Now we know that no matter what, AT LEAST 2/6 will disagree with the majority (our P1 the Knight is agreeable to anything other the the extreme cases), so we can safely claim that "at least there are 2 Knaves among the group of 6 island people".
Full set of answers :
1) 2 Knaves
Knights = P1, P2, P4 & P5
Knaves = P3 & P6
2) 4 Knaves
Knights = P1 & P5
Knaves = P2, P3, P4 & P6
No matter what, P1 & P5 will always be Knights, P3 & P6 will always be Knaves while P2 & P4 can be either, but always stick together.
People may argue that 0/6 = 0 is a multiple of 6 (any numbers for that matter), and that still wouldn't change the fact that P1 will always be our first Knight to be found, since there IS a solution to this particular puzzle and P1 could not have lied with his broadly generic universal truth answer.
If a truel is too much to handle, then we can just pitch P3 against P5 in a duel.
Translated into probable sets as below, with (x,y) represent x Knight(s) and y Knave(s) :
P1 => anything but (6,0) or (0,6)
P2 => { (6,0) , (5,1) , (4,2) }
P3 => { (5,1) , (3,3) , (1,5) }
P4 => { (4,2) , (3,3) , (1,5) , (0,6) }
P5 => { (6,0) , (4,2) , (2,4) , (0,6) }
P6 => { (6,0) , (3,3) , (0,6) }
DUEL BETWEEN P3 & P5
P3 => { (5,1) , (3,3) , (1,5) }
P5 => { (6,0) , (4,2) , (2,4) , (0,6) }
These two are saying polar opposite things. One must be a Knight and the other knave. Group of 6 from the same kind possibilities is rejected by this finding. P1 is our first Knight.
If P1 is a knight,then there are 3 knights and 3 knaves.Then P2 is a knave,P3 is a knight,P4 is a knight,P5 is a knave,P6 is a knight. This case,there are 4 knights,so P1 must be a knave.P6 must be a knave,too.

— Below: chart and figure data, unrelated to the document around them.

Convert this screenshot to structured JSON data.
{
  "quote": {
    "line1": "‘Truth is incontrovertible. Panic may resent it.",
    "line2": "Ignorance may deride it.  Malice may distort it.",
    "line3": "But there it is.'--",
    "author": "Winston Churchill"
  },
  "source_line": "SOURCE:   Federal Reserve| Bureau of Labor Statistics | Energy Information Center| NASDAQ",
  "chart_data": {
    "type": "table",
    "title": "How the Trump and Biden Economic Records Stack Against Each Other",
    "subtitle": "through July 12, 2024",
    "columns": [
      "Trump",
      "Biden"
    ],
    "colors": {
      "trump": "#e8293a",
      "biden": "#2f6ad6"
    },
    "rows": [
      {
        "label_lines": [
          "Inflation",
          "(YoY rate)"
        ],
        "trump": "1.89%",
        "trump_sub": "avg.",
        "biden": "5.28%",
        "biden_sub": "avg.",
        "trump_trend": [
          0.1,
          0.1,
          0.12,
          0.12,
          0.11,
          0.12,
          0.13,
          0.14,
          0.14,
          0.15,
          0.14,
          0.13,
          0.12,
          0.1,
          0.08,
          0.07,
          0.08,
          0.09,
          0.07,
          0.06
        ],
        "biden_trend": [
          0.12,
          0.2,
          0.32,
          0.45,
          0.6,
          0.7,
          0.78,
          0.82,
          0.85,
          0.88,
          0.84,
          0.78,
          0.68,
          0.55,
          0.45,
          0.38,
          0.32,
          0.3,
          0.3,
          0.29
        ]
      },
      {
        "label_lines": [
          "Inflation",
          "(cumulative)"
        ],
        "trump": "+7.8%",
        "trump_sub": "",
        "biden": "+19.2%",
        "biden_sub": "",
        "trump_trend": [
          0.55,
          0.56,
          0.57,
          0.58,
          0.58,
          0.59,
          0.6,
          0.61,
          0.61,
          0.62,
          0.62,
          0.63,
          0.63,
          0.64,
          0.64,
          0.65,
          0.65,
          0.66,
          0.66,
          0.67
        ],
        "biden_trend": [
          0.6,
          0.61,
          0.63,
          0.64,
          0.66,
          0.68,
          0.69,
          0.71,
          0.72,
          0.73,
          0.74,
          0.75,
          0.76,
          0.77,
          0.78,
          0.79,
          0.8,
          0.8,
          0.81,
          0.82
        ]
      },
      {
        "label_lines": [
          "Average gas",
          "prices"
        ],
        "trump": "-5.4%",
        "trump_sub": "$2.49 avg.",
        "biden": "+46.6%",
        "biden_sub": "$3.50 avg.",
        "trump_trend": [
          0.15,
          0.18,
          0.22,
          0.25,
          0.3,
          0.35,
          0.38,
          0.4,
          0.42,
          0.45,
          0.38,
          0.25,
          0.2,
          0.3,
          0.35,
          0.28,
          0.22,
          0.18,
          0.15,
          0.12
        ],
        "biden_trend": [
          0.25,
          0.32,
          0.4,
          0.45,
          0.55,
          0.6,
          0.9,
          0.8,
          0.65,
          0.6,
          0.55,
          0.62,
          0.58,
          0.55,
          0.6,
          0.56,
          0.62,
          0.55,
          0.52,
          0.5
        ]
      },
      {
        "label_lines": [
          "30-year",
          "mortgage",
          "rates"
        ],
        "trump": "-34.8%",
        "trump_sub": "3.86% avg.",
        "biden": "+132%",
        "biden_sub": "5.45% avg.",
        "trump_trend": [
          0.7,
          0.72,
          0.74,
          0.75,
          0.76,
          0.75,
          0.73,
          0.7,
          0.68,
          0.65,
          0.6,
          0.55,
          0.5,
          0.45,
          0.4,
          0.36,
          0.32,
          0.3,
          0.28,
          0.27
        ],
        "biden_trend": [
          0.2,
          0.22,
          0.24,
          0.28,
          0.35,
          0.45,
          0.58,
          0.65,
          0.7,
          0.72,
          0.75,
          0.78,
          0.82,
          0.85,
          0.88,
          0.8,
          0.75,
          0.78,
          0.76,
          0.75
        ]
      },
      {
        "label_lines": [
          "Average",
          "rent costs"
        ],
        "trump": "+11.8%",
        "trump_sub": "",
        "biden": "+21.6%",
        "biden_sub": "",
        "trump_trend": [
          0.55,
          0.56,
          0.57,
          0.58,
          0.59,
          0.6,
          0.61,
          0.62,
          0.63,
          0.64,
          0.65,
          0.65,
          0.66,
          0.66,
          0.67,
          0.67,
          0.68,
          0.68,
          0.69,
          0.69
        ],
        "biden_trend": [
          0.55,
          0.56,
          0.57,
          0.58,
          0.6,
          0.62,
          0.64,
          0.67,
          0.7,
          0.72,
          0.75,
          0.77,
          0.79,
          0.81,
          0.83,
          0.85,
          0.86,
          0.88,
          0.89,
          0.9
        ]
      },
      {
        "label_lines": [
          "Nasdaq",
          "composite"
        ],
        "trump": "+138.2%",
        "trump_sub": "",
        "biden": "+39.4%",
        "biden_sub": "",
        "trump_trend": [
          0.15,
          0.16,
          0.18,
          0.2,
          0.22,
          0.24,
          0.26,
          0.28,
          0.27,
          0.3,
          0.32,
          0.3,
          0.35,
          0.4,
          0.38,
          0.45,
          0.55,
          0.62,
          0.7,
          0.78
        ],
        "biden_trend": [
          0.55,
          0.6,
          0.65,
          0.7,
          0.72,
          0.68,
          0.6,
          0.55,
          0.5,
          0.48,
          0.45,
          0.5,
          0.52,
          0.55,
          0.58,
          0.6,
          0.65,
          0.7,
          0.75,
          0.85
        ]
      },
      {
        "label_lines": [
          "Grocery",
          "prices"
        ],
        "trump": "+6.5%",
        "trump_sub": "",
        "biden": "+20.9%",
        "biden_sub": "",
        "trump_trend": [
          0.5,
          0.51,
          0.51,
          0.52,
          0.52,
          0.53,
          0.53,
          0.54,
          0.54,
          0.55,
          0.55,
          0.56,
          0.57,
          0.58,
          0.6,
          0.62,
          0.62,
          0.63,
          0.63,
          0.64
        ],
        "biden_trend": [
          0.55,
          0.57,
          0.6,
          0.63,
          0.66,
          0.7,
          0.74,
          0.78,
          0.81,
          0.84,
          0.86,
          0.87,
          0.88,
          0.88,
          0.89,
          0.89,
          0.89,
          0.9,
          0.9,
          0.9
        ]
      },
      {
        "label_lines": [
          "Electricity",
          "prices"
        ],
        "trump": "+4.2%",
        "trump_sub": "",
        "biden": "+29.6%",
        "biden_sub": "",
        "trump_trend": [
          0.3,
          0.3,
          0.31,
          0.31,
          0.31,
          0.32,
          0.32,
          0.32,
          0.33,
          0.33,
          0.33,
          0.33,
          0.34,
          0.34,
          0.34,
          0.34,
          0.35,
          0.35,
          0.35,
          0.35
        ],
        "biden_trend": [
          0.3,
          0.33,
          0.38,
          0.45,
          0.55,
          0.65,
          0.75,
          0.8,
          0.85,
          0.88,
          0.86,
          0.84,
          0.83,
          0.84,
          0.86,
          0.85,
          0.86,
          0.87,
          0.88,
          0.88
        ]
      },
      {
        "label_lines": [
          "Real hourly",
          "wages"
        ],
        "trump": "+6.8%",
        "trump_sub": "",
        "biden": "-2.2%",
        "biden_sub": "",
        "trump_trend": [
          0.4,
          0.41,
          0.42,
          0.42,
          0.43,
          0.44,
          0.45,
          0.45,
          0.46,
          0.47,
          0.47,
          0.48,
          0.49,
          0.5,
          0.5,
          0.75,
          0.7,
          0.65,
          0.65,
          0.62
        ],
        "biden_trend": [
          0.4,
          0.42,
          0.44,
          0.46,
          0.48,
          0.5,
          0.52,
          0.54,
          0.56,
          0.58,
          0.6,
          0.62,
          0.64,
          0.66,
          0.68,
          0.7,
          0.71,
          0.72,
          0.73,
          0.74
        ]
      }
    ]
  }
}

If P5 is a knave,thenthere must be at least 5 knaves.If there are 6 knaves,then P4 is right,so it's impossible.If there are 5 knaves,then P3 and P4 are right,so it's impossible.So,P5 is a knight.There are 2 or 4 knaves.
If there are 4 knaves,then only P5 is telling the truth,so there are 2 knaves,P1 and P6.